Beyond just accelerating the growth in e-commerce, Brush said the events of the past year have also altered the character of the typical consumer.
“It has skewed the market younger and more toward millennial women and Gen Z. It’s gotten the market increasingly away from teh GNC-type bodybuilder,” he said.
Brush said savvy brands are using these changes to their advantage. The interaction offered at brick and mortar retailers, especially in the natural channel, has always been cited as one of the strengths of the dietary supplement industry. Brands could explain the benefits of their products face to face and could get to know their consumers in the process, thereby building a bond.
E-commerce done right can work that way, too, Brush said. And it can be an even faster and cheaper way to the same end.
“Smart market strategies that will carry forward foster that relationship,” he said. “E-commerce can be used to incentivize rewards, and that’s a way to create a sticky customer.”
“Once someone is a bit stickier and becomes a repeat purchaser you start to learn more about them,” he added.
Sticky customers could help save sports brands
Brush said it’s not quite as cut and dried as the former bit might make it seem. There is still a lot to learn about how to truly connect with consumers via e-commerce, but more is being learned all the time, and the rate of knowledge gained is accelerating.

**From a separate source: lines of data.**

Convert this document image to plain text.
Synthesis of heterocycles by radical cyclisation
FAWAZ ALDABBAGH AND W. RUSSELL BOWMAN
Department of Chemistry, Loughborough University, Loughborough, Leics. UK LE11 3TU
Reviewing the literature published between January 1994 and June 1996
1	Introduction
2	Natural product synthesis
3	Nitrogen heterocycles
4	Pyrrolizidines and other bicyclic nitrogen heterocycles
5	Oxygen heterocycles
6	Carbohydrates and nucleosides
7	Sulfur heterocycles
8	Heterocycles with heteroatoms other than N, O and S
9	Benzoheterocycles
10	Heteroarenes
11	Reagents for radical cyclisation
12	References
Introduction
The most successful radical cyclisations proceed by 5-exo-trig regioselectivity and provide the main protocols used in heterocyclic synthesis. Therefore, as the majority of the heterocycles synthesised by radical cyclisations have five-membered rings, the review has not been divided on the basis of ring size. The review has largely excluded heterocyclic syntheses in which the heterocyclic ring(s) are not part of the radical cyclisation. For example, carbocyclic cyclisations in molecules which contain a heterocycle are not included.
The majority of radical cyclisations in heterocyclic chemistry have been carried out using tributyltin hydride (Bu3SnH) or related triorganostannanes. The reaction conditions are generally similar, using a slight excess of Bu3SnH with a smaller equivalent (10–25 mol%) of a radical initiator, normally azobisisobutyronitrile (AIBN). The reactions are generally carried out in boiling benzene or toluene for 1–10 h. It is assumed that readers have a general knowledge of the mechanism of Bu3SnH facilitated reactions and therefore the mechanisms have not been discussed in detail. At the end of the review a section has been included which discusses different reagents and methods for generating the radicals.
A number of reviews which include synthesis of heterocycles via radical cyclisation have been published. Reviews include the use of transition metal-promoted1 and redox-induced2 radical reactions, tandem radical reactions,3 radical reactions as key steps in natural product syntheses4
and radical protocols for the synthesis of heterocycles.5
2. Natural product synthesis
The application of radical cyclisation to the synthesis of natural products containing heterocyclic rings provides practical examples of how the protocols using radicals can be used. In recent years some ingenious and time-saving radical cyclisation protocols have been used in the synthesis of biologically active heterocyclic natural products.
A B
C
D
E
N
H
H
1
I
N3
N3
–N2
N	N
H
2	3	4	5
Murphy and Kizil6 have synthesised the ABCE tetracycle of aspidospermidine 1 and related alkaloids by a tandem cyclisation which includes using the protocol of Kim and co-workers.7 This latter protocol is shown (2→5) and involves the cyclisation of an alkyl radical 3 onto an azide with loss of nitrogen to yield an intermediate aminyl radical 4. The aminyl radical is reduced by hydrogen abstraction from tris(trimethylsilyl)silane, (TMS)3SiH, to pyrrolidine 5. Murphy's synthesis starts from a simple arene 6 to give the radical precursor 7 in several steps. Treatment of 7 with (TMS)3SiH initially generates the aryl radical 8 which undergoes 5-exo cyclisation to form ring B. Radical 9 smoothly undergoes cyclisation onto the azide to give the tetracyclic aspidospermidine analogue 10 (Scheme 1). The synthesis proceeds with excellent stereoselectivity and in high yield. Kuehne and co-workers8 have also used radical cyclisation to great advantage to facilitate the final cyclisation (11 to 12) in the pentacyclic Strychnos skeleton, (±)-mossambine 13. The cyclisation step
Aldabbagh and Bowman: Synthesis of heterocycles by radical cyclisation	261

“The entire e-commerce game is pretty new compared to the story of terrestrial retail. People in the sports category were there at the beginning trying to figure out strategies that worked,” he said.
“This is where the sports category was pretty smart. They figured out they could use these dedicated customers as beta testers. You’d give them special SKUs, such as flavors available only to them. They’d get closer to your brand, help you figure out what works, and in the process you’d learn more about them,” he said.
That experience may help some sports brands survive the coming storm, Brush said. Malls are dying, office parks stand empty, gyms are closed or limping along at fractional capacity. So it’s not rocket science for many brands to see that e-commerce offers a lifeline.
“The competition has just gotten insane,” Brush said. “COVID has accelerated this trend toward ecommerce so much that a-commerce may be as big as the natural channel in a couple of years. Getting noticed is going to become a nightmare.”